Associação Médica Britânica pediu mudanças no sistema de transplantes
Só no Reino Unido, cerca de mil pessoas morrem todos os anos por não conseguir um transplante de órgãos, e outras 10 mil estão na fila para conseguir um. Para muitos, isso se deve ao sistema “opt-in” de consentimento declarado adotado pelo Reino Unido: 90% dos ingleses se dizem a favor da doação de órgãos, mas apenas 30% estão registrados como doadores. A maioria dos outros países da União Europeia opta por alguma forma de consentimento presumido, no qual se assume que todos são doadores a não ser que eles declarem o contrário explicitamente.
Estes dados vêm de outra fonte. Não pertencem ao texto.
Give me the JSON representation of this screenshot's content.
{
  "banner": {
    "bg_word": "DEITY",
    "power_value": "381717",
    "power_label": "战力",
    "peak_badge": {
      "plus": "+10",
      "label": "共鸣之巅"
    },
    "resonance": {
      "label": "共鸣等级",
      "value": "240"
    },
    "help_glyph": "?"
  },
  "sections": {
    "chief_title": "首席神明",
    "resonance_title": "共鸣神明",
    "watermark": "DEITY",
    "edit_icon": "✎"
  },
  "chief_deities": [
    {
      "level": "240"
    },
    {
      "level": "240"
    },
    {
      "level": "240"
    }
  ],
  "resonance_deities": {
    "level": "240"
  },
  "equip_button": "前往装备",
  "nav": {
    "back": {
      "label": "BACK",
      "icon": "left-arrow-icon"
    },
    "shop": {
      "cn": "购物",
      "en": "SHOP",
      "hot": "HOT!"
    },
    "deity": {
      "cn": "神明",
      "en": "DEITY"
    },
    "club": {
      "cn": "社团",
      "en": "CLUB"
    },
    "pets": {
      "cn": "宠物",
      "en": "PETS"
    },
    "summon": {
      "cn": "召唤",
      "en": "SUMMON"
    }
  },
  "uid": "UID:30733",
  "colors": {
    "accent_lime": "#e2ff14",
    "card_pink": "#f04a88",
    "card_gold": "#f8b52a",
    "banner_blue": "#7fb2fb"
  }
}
Na semana passada a Associação Médica Britânica, que representa os médicos ingleses, pediu a mudança no atual sistema para o consentimento presumido. Mas só isso pode não ser o suficiente. A Espanha tem um sistema “opt-out” e encabeça a lista com 32 doadores para cada milhão de pessoas; mas a Grécia também tem o mesmo sistema e fica entre os últimos países da lista, com apenas quatro doadores por milhão de pessoas.
Os norte-americanos, assim como os ingleses, têm um sistema opt-in, porém dispõem de um dos maiores índices de doadores no mundo. Na verdade, cultura e capacidade podem ser fatores mais relevantes do que determinações legais. O sucesso da Espanha se deve ao excelente gerenciamento dos requerimentos médicos de doação de órgãos e ao apelo emocional criado para sensibilizar o público. Em países mais pobres, mercados paralelos de doação de órgãos podem contribuir para índices mais altos de transplantes.